3) high-efficiency and environment-friendly: a plurality of intermediates of the technology of the invention do not need to be separated and purified, and can be directly put into the next reaction; the only two purification and separation steps are also simple recrystallization; is easy for industrialized mass production.
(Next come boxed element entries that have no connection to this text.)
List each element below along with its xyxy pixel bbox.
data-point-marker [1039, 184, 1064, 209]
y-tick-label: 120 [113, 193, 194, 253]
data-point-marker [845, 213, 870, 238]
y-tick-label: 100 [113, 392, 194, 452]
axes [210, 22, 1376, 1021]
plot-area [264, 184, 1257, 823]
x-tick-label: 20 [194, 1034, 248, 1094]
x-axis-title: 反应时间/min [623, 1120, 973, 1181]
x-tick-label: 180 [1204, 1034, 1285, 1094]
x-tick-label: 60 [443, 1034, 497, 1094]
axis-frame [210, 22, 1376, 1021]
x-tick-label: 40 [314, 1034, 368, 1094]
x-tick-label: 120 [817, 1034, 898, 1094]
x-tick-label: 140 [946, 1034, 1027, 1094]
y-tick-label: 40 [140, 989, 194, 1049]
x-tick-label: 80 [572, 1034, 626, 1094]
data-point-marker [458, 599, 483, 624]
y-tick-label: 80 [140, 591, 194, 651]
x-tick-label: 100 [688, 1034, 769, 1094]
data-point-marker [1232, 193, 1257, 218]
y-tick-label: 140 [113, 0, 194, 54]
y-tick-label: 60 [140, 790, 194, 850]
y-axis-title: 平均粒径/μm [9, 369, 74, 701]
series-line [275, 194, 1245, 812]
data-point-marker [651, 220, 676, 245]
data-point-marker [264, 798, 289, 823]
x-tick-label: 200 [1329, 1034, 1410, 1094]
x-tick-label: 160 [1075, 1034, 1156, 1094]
The chemical name of the compound is as follows:

compound (1): (1R,3S) -3-aminocyclopentanol;

compound (2): (1R,3S) -3-aminocyclopentanol organic/inorganic acid salt;

compound (3): (2R,5S,13aR) -8-hydroxy-7, 9-dioxo-N- (2,4, 6-trifluorobenzyl) -2,3,4,5,7,9,13,13 a-octahydro-2, 5-methanopyrido (1 ', 2': 4,5) pyrazino (2,1-b) (1,3) oxazepane-10-carboxamide;

mixture (4): 1- (2, 2-dimethoxyethyl) -3-methoxy-4-oxo-5-carboxy-1, 4-dihydropyridinyl-2-carboxylic acid methyl ester;

compound (5): 2,4, 6-trifluorobenzylamine;

compound (6): (+/-) -2-azabicyclo (2.2.1) hept-5-en-3-one; (1R,4S) -2-azabicyclo (2.2.1) hept-5-en-3-one;

compound (7): (1S,4R) -2-azabicyclo (2.2.1) heptan-3-one;

compound (8): (1S,4R) -3-oxo-2-azabicyclo (2.2.1) hepta-3-carboxylic acid tert-butyl ester;

compound (9): (1S,3R) - (3-acetylcyclopentyl) -carbamic acid tert-butyl ester;

compound (10): (1R,3S) -3-t-butoxycarbonylamino cyclopentanol acetate;

mixture (11): (1S,3R) - (3-hydroxycyclopentyl) -carbamic acid tert-butyl ester;

compound (12): n- ((1S,4R) -2-oxo-3-azabicyclo (2.2.1) hept-5-ene) -N' - (D- (-) -camphorsulfonamide) carbonyl;

compound (13): (1S,4R) -2-oxo-3-azabicyclo (2.2.1) hept-5-ene;

compound (14): N-hydroxylamine-N' - (D- (-) -camphorsulfonamide) carbonyl;

compound (15): d- (-) -camphorsulfonamide;

unless otherwise indicated, when the present invention relates to percentages between liquids, said percentages are volume/volume percentages; the invention relates to the percentage between liquid and solid, said percentage being volume/weight percentage; the invention relates to the percentages between solid and liquid, said percentages being weight/volume percentages; the balance being weight/weight percent.

Detailed Description

The technical solution of the present invention will be further described in detail with reference to specific embodiments. The following examples are merely illustrative and explanatory of the present invention and should not be construed as limiting the scope of the invention. All the technologies realized based on the above-mentioned contents of the present invention are covered in the protection scope of the present invention.

Unless otherwise indicated, the raw materials and reagents used in the following examples are all commercially available products or can be prepared by known methods.